The contract-delict interface and harm-causing omissions
Author A Fagan
ISSN: 1996-2088
Affiliations: BA LLB (Cape Town) BA DPhil (Oxon); WP Schreiner Professor in the Faculty of Law, University of Cape Town.
Source: Acta Juridica, 2021, p. 203 – 242
https://doi.org/10.47348/ACTA/2021/a8
Abstract
Dale Hutchison co-authored two excellent articles on the contract– delict interface. Their focus was primarily on breaches of contract causing pure economic loss. This article extends the investigation to omissions which are in breach of contract and which cause physical harm to person or property. At the centre of the investigation is the Supreme Court of Appeal’s (majority) judgment in the case of Chartaprops 16 v Silberman 2009 (1) SA 265 (SCA). A harm-causing omission will be wrongful, for the purpose of delictual liability, only if it was in breach of a specific duty.
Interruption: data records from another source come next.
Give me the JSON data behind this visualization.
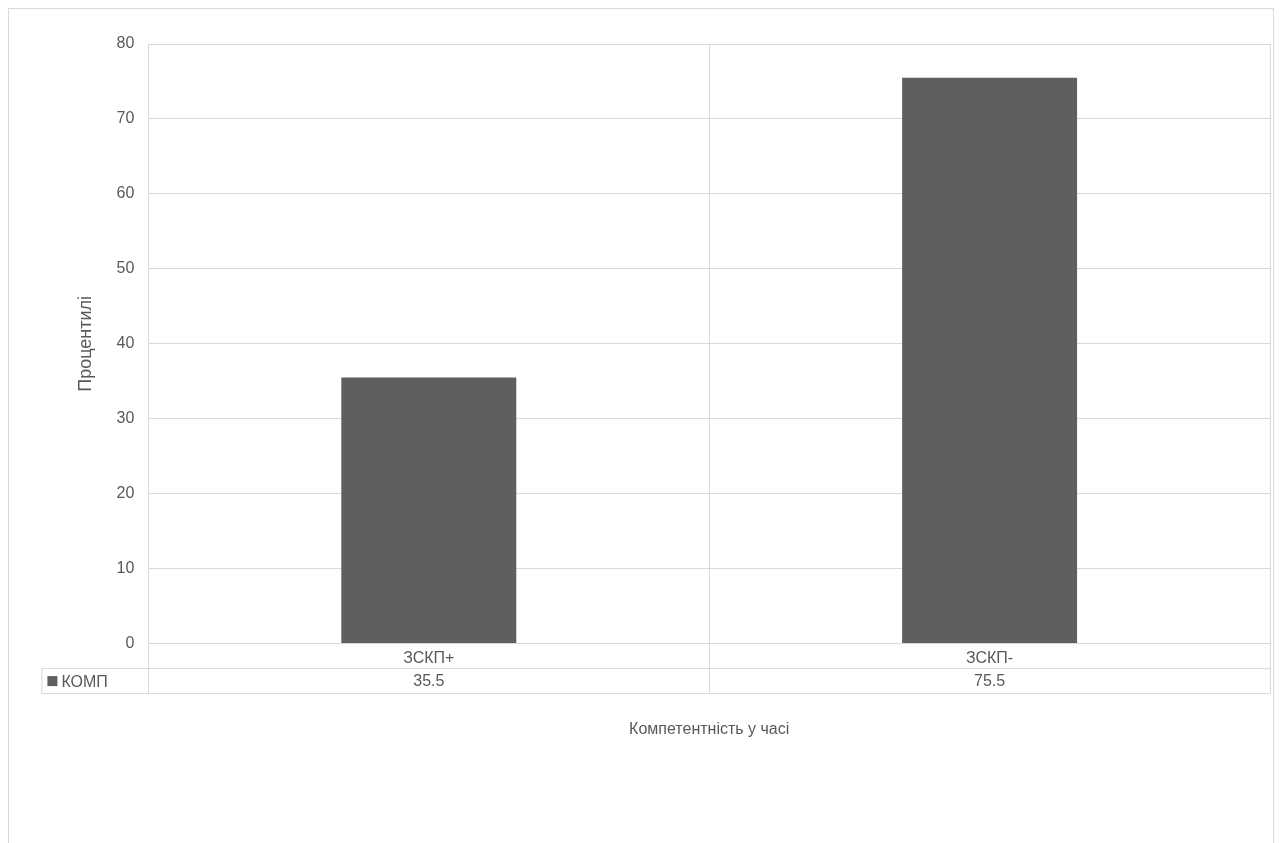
{
  "chart_data": {
    "type": "bar",
    "xlabel": "Компетентність у часі",
    "ylabel": "Процентилі",
    "categories": [
      "ЗСКП+",
      "ЗСКП-"
    ],
    "series": [
      {
        "name": "КОМП",
        "color": "#5f5f5f",
        "values": [
          35.5,
          75.5
        ]
      }
    ],
    "ylim": [
      0,
      80
    ],
    "yticks": [
      0,
      10,
      20,
      30,
      40,
      50,
      60,
      70,
      80
    ],
    "grid": true,
    "legend": "bottom",
    "data_labels": true
  }
}
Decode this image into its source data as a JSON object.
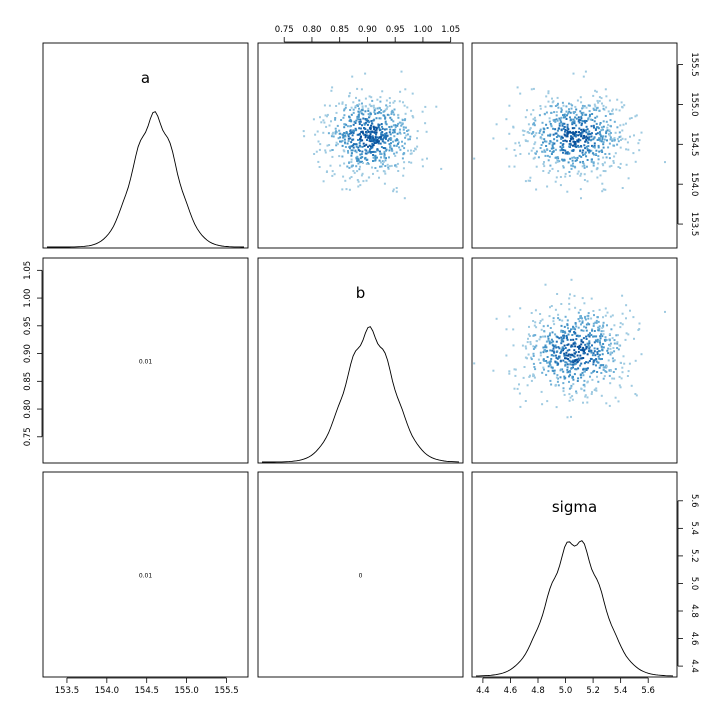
{
  "chart_data": {
    "type": "pairs",
    "variables": [
      "a",
      "b",
      "sigma"
    ],
    "ranges": {
      "a": [
        153.25,
        155.72
      ],
      "b": [
        0.71,
        1.065
      ],
      "sigma": [
        4.35,
        5.78
      ]
    },
    "ticks": {
      "a": [
        "153.5",
        "154.0",
        "154.5",
        "155.0",
        "155.5"
      ],
      "b": [
        "0.75",
        "0.80",
        "0.85",
        "0.90",
        "0.95",
        "1.00",
        "1.05"
      ],
      "sigma": [
        "4.4",
        "4.6",
        "4.8",
        "5.0",
        "5.2",
        "5.4",
        "5.6"
      ]
    },
    "posterior": {
      "a": {
        "mean": 154.6,
        "sd": 0.27
      },
      "b": {
        "mean": 0.904,
        "sd": 0.043
      },
      "sigma": {
        "mean": 5.07,
        "sd": 0.19
      }
    },
    "correlations": {
      "a_b": "0.01",
      "a_sigma": "0.01",
      "b_sigma": "0"
    },
    "point_colors": [
      "#9ecae1",
      "#6baed6",
      "#4292c6",
      "#2171b5",
      "#08519c"
    ]
  }
}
To date, our law has recognised only a small number of such specific duties. The Chartaprops judgment seems to recognise another, arising – in a way which is not clearly explained in the judgment – from the contractual duties by which the harm-causer and certain third parties are bound. In a series of steps, this article develops an account of that duty, culminating in the following formulation, which is meant to capture both the duty’s ground and its content: ‘If a person has contracted with another person to perform a task and knows (or ought to know) that the other person has contracted with him to perform that task in order to discharge a delictual duty owed by the other person to one or more further persons, then he owes those further persons a specific duty, the breach of which constitutes a wrong for the purposes of Aquilian liability, not to cause harm to them by negligently having contracted with the other person to perform that task and then failing to perform it.’